Con questa precisazione spero che sia chiaro intendere come, senza escludere nessuno, questa gestualità appartenga allora, molto più a buon diritto, al padre di famiglia che deve pagare il mutuo sulla casa e non sa come fare, al lavoratore/trice esausti dopo la solita intensa giornata, magari anche allo studente che non vede alcun orizzonte alla fine del proprio percorso, appartiene in genere all’Uomo che vive oggi e ha paura per il proprio domani.  In proposito, tante belle parole auliche sono state spese, tra le quali “Carpe diem”, amata dai più. Verissimo, tutto verissimo: bisogna essere presenti a se stessi in ogni momento della propria vita e gioire se necessario e rattristarsi se è il caso, ma rimaniamo splendidamente Umani e a fare i conti con il futuro non ci sono i filosofi né le frasi altisonanti, ci siamo Noi di carne e ossa e, nella più poetica delle immagini, anche di Spirito che i nostri tempi mettono, però,  a dura prova.

L’Uomo da sempre cerca il Cielo perché questa Terra spesso riserva severe delusioni, un po’ d’amarezza e parecchie difficoltà e oggigiorno, come non mai, ci troviamo dinnanzi montagne invalicabili o almeno apparentemente tali.

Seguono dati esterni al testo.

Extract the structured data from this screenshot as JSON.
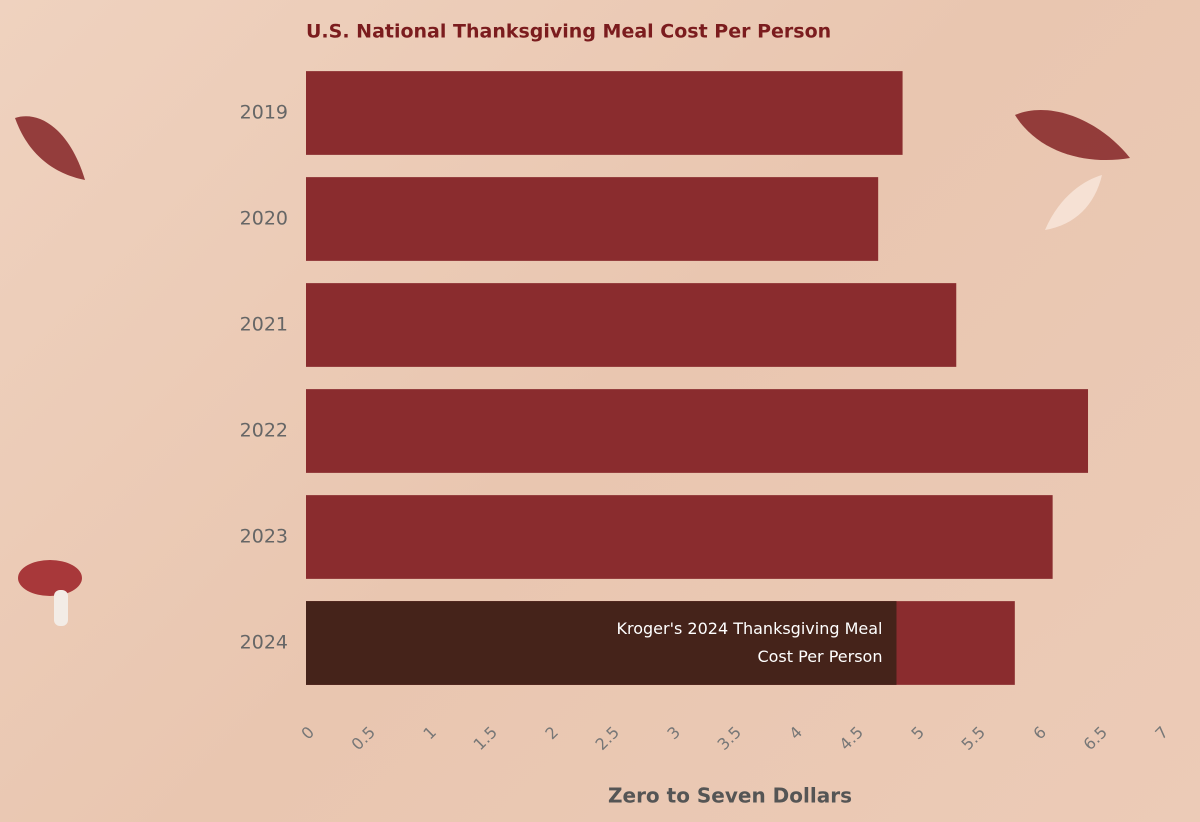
{
  "chart_data": {
    "type": "bar",
    "orientation": "horizontal",
    "title": "U.S. National Thanksgiving Meal Cost Per Person",
    "xlabel": "Zero to Seven Dollars",
    "categories": [
      "2019",
      "2020",
      "2021",
      "2022",
      "2023",
      "2024"
    ],
    "values": [
      4.89,
      4.69,
      5.33,
      6.41,
      6.12,
      5.81
    ],
    "color": "#8a2c2e",
    "xlim": [
      0,
      7
    ],
    "xticks": [
      0,
      0.5,
      1,
      1.5,
      2,
      2.5,
      3,
      3.5,
      4,
      4.5,
      5,
      5.5,
      6,
      6.5,
      7
    ],
    "grid": false,
    "annotations": [
      {
        "text": "Kroger's 2024 Thanksgiving Meal Cost Per Person",
        "category": "2024",
        "value": 4.84,
        "color": "#45231a"
      }
    ]
  }
}
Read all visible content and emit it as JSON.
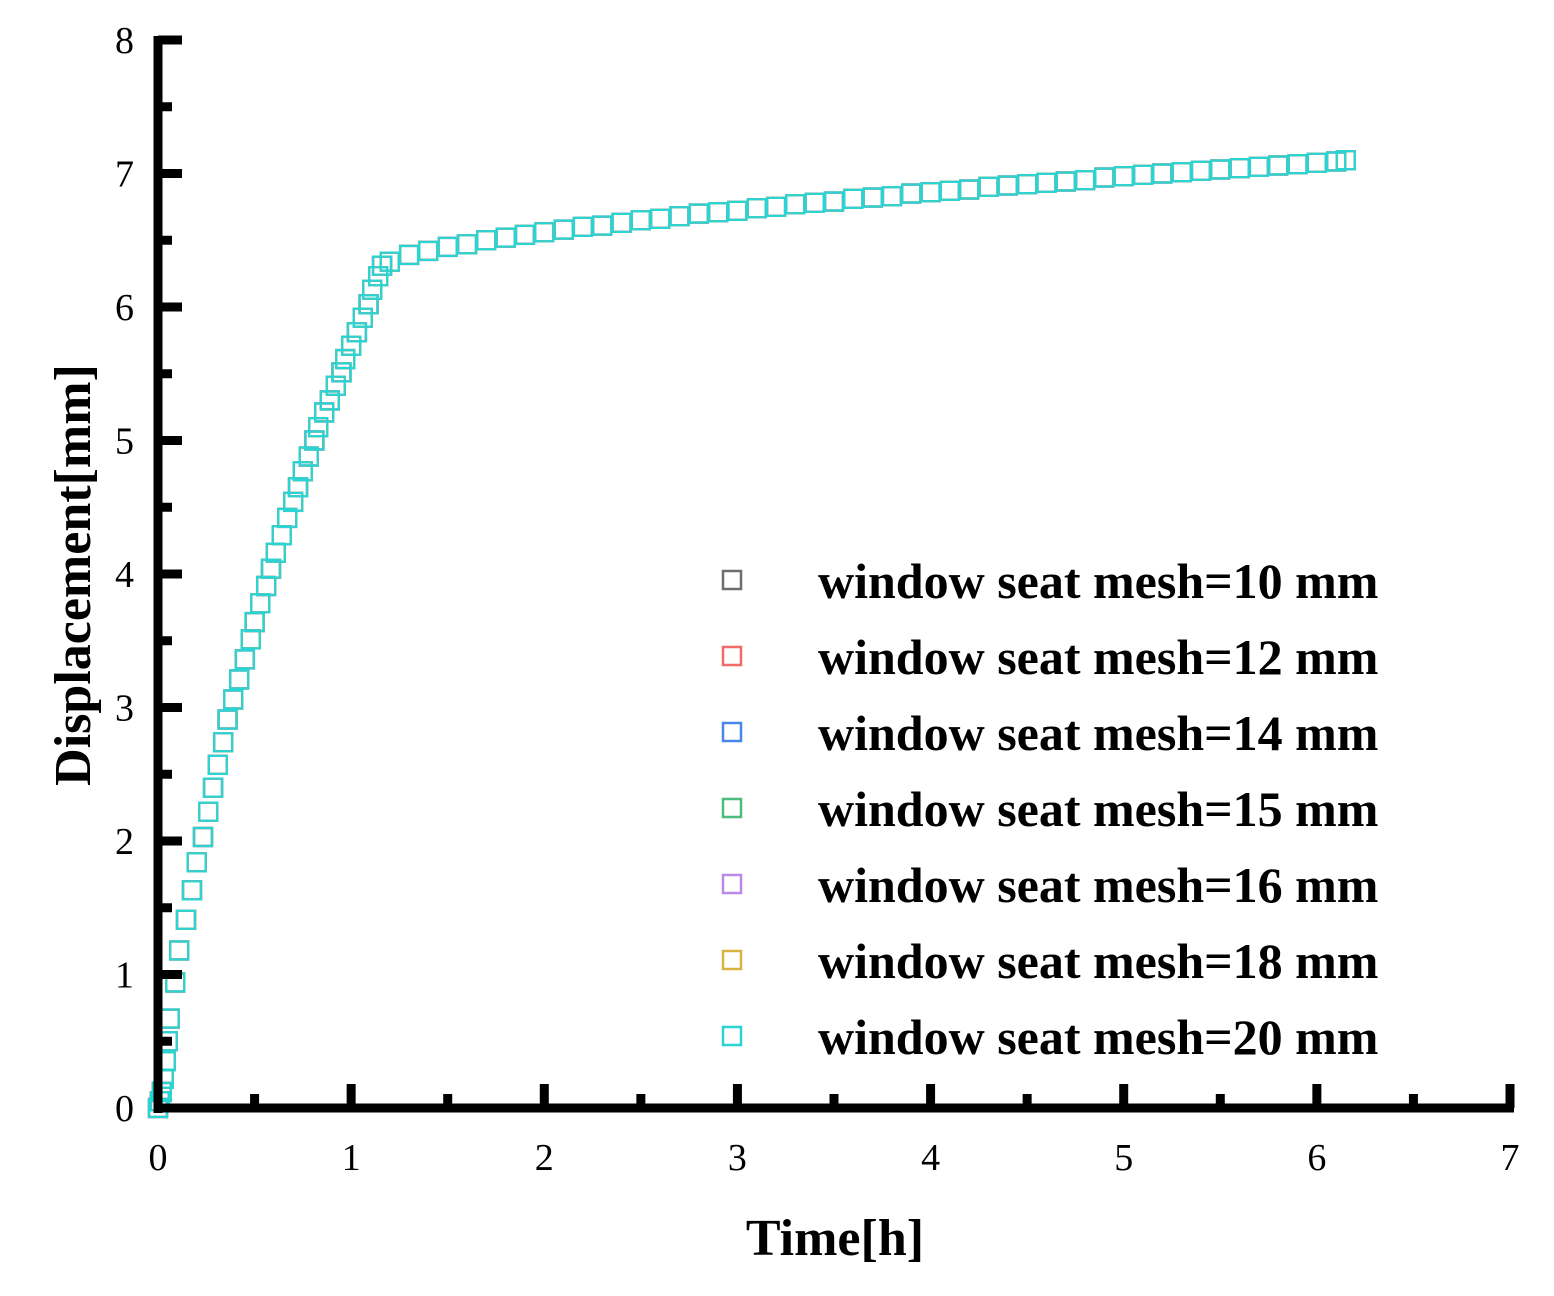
{
  "chart_data": {
    "type": "scatter",
    "title": "",
    "xlabel": "Time[h]",
    "ylabel": "Displacement[mm]",
    "xlim": [
      0,
      7
    ],
    "ylim": [
      0,
      8
    ],
    "xticks": [
      "0",
      "1",
      "2",
      "3",
      "4",
      "5",
      "6",
      "7"
    ],
    "yticks": [
      "0",
      "1",
      "2",
      "3",
      "4",
      "5",
      "6",
      "7",
      "8"
    ],
    "grid": false,
    "legend_position": "bottom-right",
    "marker": "open-square",
    "x": [
      0,
      0.01,
      0.02,
      0.03,
      0.04,
      0.05,
      0.06,
      0.09,
      0.11,
      0.145,
      0.176,
      0.2,
      0.233,
      0.26,
      0.285,
      0.31,
      0.337,
      0.36,
      0.39,
      0.42,
      0.45,
      0.48,
      0.5,
      0.53,
      0.56,
      0.585,
      0.61,
      0.64,
      0.67,
      0.7,
      0.725,
      0.75,
      0.78,
      0.81,
      0.83,
      0.86,
      0.89,
      0.92,
      0.95,
      0.97,
      1.0,
      1.03,
      1.06,
      1.09,
      1.11,
      1.14,
      1.16,
      1.2,
      1.3,
      1.4,
      1.5,
      1.6,
      1.7,
      1.8,
      1.9,
      2.0,
      2.1,
      2.2,
      2.3,
      2.4,
      2.5,
      2.6,
      2.7,
      2.8,
      2.9,
      3.0,
      3.1,
      3.2,
      3.3,
      3.4,
      3.5,
      3.6,
      3.7,
      3.8,
      3.9,
      4.0,
      4.1,
      4.2,
      4.3,
      4.4,
      4.5,
      4.6,
      4.7,
      4.8,
      4.9,
      5.0,
      5.1,
      5.2,
      5.3,
      5.4,
      5.5,
      5.6,
      5.7,
      5.8,
      5.9,
      6.0,
      6.1,
      6.15
    ],
    "y": [
      0,
      0.05,
      0.12,
      0.22,
      0.35,
      0.5,
      0.67,
      0.94,
      1.18,
      1.41,
      1.63,
      1.84,
      2.03,
      2.22,
      2.4,
      2.57,
      2.74,
      2.91,
      3.06,
      3.21,
      3.36,
      3.51,
      3.64,
      3.78,
      3.91,
      4.04,
      4.16,
      4.29,
      4.42,
      4.54,
      4.65,
      4.77,
      4.88,
      5.0,
      5.1,
      5.21,
      5.3,
      5.41,
      5.51,
      5.61,
      5.71,
      5.81,
      5.92,
      6.02,
      6.13,
      6.23,
      6.31,
      6.34,
      6.39,
      6.42,
      6.45,
      6.47,
      6.5,
      6.52,
      6.54,
      6.56,
      6.58,
      6.6,
      6.61,
      6.63,
      6.65,
      6.66,
      6.68,
      6.7,
      6.71,
      6.72,
      6.74,
      6.75,
      6.77,
      6.78,
      6.79,
      6.81,
      6.82,
      6.83,
      6.85,
      6.86,
      6.87,
      6.88,
      6.9,
      6.91,
      6.92,
      6.93,
      6.94,
      6.95,
      6.97,
      6.98,
      6.99,
      7.0,
      7.01,
      7.02,
      7.03,
      7.04,
      7.05,
      7.06,
      7.07,
      7.08,
      7.09,
      7.1
    ],
    "series": [
      {
        "name": "window seat mesh=10 mm",
        "color": "#6e6e6e"
      },
      {
        "name": "window seat mesh=12 mm",
        "color": "#f06a6a"
      },
      {
        "name": "window seat mesh=14 mm",
        "color": "#4a86e8"
      },
      {
        "name": "window seat mesh=15 mm",
        "color": "#4dbb7a"
      },
      {
        "name": "window seat mesh=16 mm",
        "color": "#b98ae8"
      },
      {
        "name": "window seat mesh=18 mm",
        "color": "#d9b340"
      },
      {
        "name": "window seat mesh=20 mm",
        "color": "#2ad4d4"
      }
    ]
  }
}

Guardo verso la notte che si divora la città e penso quanto sia preziosa per portare ristoro, ma spesso tanto inutile per restituire un po’  di quella serenità di cui tutti avremmo bisogno.

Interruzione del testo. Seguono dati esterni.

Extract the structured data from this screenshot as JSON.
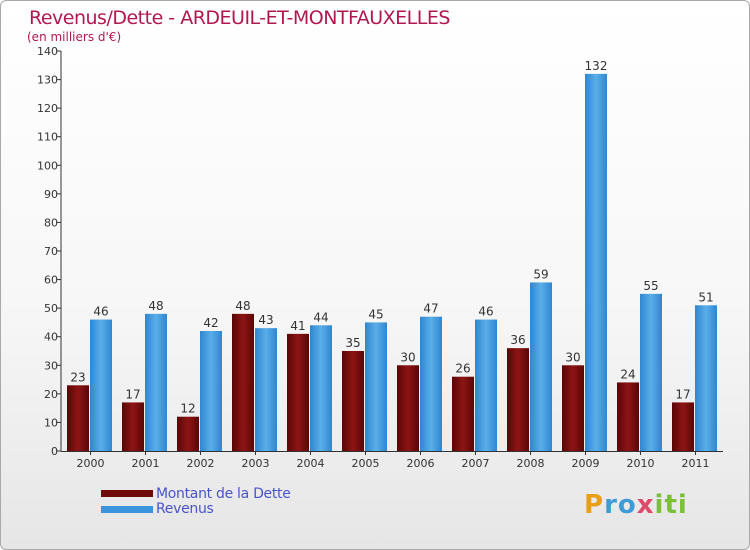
{
  "chart_data": {
    "type": "bar",
    "title": "Revenus/Dette - ARDEUIL-ET-MONTFAUXELLES",
    "subtitle": "(en milliers d'€)",
    "categories": [
      "2000",
      "2001",
      "2002",
      "2003",
      "2004",
      "2005",
      "2006",
      "2007",
      "2008",
      "2009",
      "2010",
      "2011"
    ],
    "series": [
      {
        "name": "Montant de la Dette",
        "color": "#7a0c0c",
        "values": [
          23,
          17,
          12,
          48,
          41,
          35,
          30,
          26,
          36,
          30,
          24,
          17
        ]
      },
      {
        "name": "Revenus",
        "color": "#3a93db",
        "values": [
          46,
          48,
          42,
          43,
          44,
          45,
          47,
          46,
          59,
          132,
          55,
          51
        ]
      }
    ],
    "ylim": [
      0,
      140
    ],
    "yticks": [
      0,
      10,
      20,
      30,
      40,
      50,
      60,
      70,
      80,
      90,
      100,
      110,
      120,
      130,
      140
    ],
    "grid": false,
    "legend_position": "bottom-left",
    "data_labels": true
  },
  "branding": {
    "logo_text": "Proxiti"
  }
}
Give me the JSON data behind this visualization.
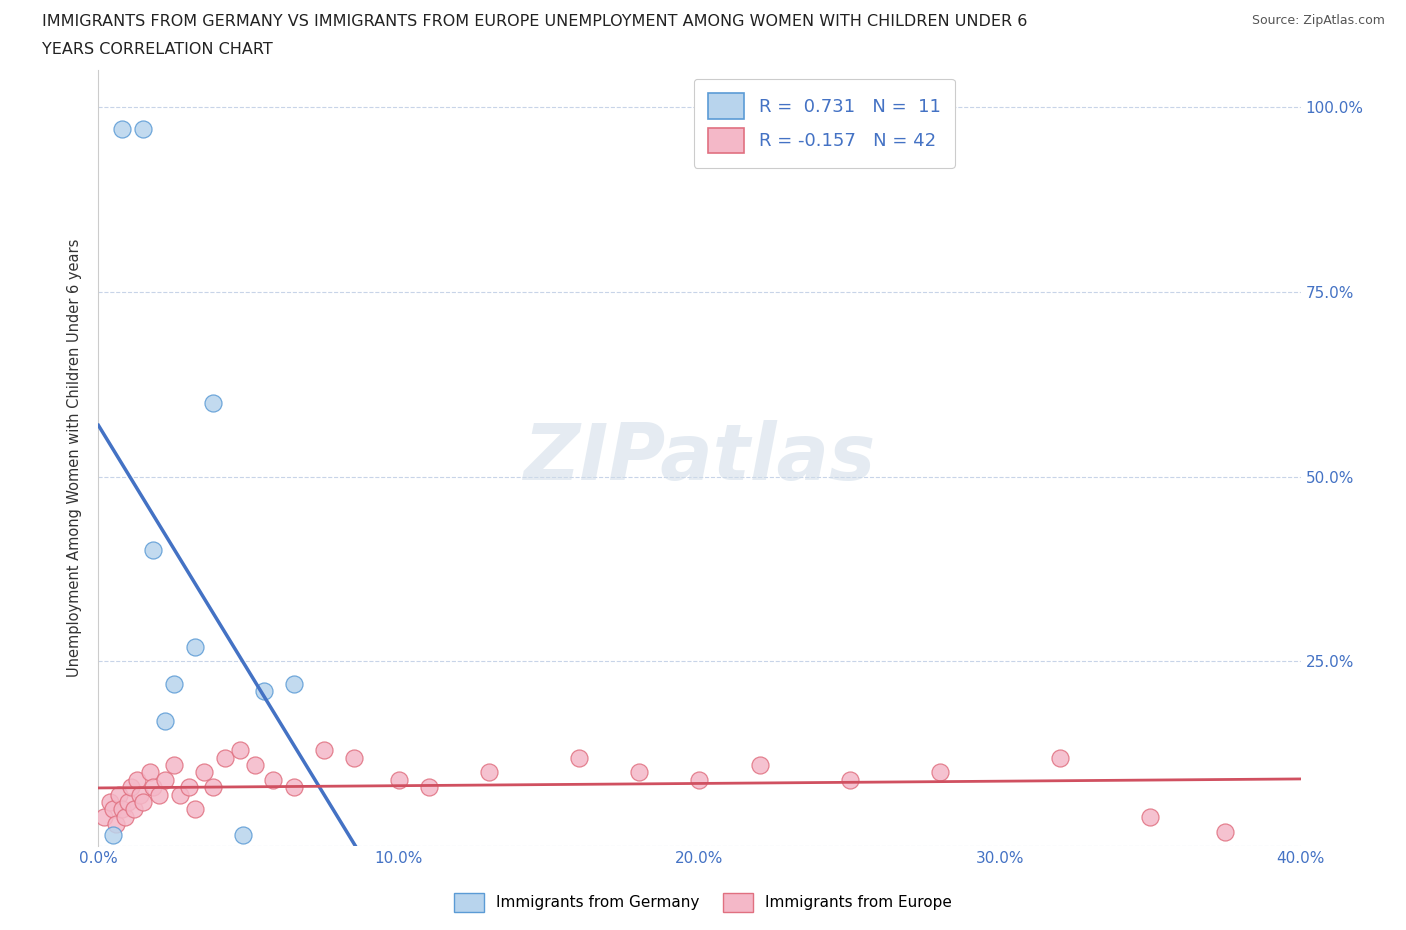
{
  "title_line1": "IMMIGRANTS FROM GERMANY VS IMMIGRANTS FROM EUROPE UNEMPLOYMENT AMONG WOMEN WITH CHILDREN UNDER 6",
  "title_line2": "YEARS CORRELATION CHART",
  "source": "Source: ZipAtlas.com",
  "ylabel": "Unemployment Among Women with Children Under 6 years",
  "xlim": [
    0.0,
    0.4
  ],
  "ylim": [
    0.0,
    1.05
  ],
  "x_ticks": [
    0.0,
    0.1,
    0.2,
    0.3,
    0.4
  ],
  "y_ticks": [
    0.0,
    0.25,
    0.5,
    0.75,
    1.0
  ],
  "r_germany": 0.731,
  "n_germany": 11,
  "r_europe": -0.157,
  "n_europe": 42,
  "color_germany_face": "#b8d4ed",
  "color_germany_edge": "#5b9bd5",
  "color_europe_face": "#f4b8c8",
  "color_europe_edge": "#e07080",
  "line_color_germany": "#4472c4",
  "line_color_europe": "#d05060",
  "background_color": "#ffffff",
  "grid_color": "#c8d4e8",
  "watermark_text": "ZIPatlas",
  "germany_x": [
    0.005,
    0.008,
    0.015,
    0.018,
    0.022,
    0.025,
    0.032,
    0.038,
    0.048,
    0.055,
    0.065
  ],
  "germany_y": [
    0.015,
    0.97,
    0.97,
    0.4,
    0.17,
    0.22,
    0.27,
    0.6,
    0.015,
    0.21,
    0.22
  ],
  "europe_x": [
    0.002,
    0.004,
    0.005,
    0.006,
    0.007,
    0.008,
    0.009,
    0.01,
    0.011,
    0.012,
    0.013,
    0.014,
    0.015,
    0.017,
    0.018,
    0.02,
    0.022,
    0.025,
    0.027,
    0.03,
    0.032,
    0.035,
    0.038,
    0.042,
    0.047,
    0.052,
    0.058,
    0.065,
    0.075,
    0.085,
    0.1,
    0.11,
    0.13,
    0.16,
    0.18,
    0.2,
    0.22,
    0.25,
    0.28,
    0.32,
    0.35,
    0.375
  ],
  "europe_y": [
    0.04,
    0.06,
    0.05,
    0.03,
    0.07,
    0.05,
    0.04,
    0.06,
    0.08,
    0.05,
    0.09,
    0.07,
    0.06,
    0.1,
    0.08,
    0.07,
    0.09,
    0.11,
    0.07,
    0.08,
    0.05,
    0.1,
    0.08,
    0.12,
    0.13,
    0.11,
    0.09,
    0.08,
    0.13,
    0.12,
    0.09,
    0.08,
    0.1,
    0.12,
    0.1,
    0.09,
    0.11,
    0.09,
    0.1,
    0.12,
    0.04,
    0.02
  ]
}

Ecco di nuovo risuonarmi il motivo di Bennato nella testa: “E ti prendono in giro se continui a cercarla, ma non darti per vinto perché chi ci ha già rinunciato e ti ride alle spalle forse è ancora più pazzo di te”.

Non offro soluzioni, non vendo speranze. Io sono giovane, non conosco ancora le vie impervie della vita, ma un’unica cosa mi preme fare ed è mettere, ai pochi superstiti che giungeranno a leggere fin qui, il seme del dubbio: “Se esistesse l’Isola che non c’è, se un giorno i sogni del gelataio che voleva diventare pilota di F1 si potessero realizzare, se la cameriera diventasse cantante, se lo spazzino fosse pittore e il bottegaio musicista, non rimpiangereste di non aver creduto di più nei vostri sogni?”

In fin dei conti, in un’epoca in cui anche respirare per strada ha un suo prezzo, forse ciò che non ci costa davvero nulla è continuare a credere in noi stessi, nelle nostre potenzialità, nei nostri valori che sfidano il vento contrario, forse un giorno i Sogni creativi delle persone buone avranno la meglio su quelli distruttivi dei personaggi negativi.

Insegnamolo ai figli, insegnamo loro che Cenerentola con o senza fata avrebbe trovato il Principe, magari non azzurro, magari non principe, ma avrebbe trovato qualcuno pronto ad amarla perché aveva stoffa da vendere; i “Sogni son desideri di felicità […]” e, scusatemi se son brutale, ma non c’è vergogna né pudore nel sognare la felicità.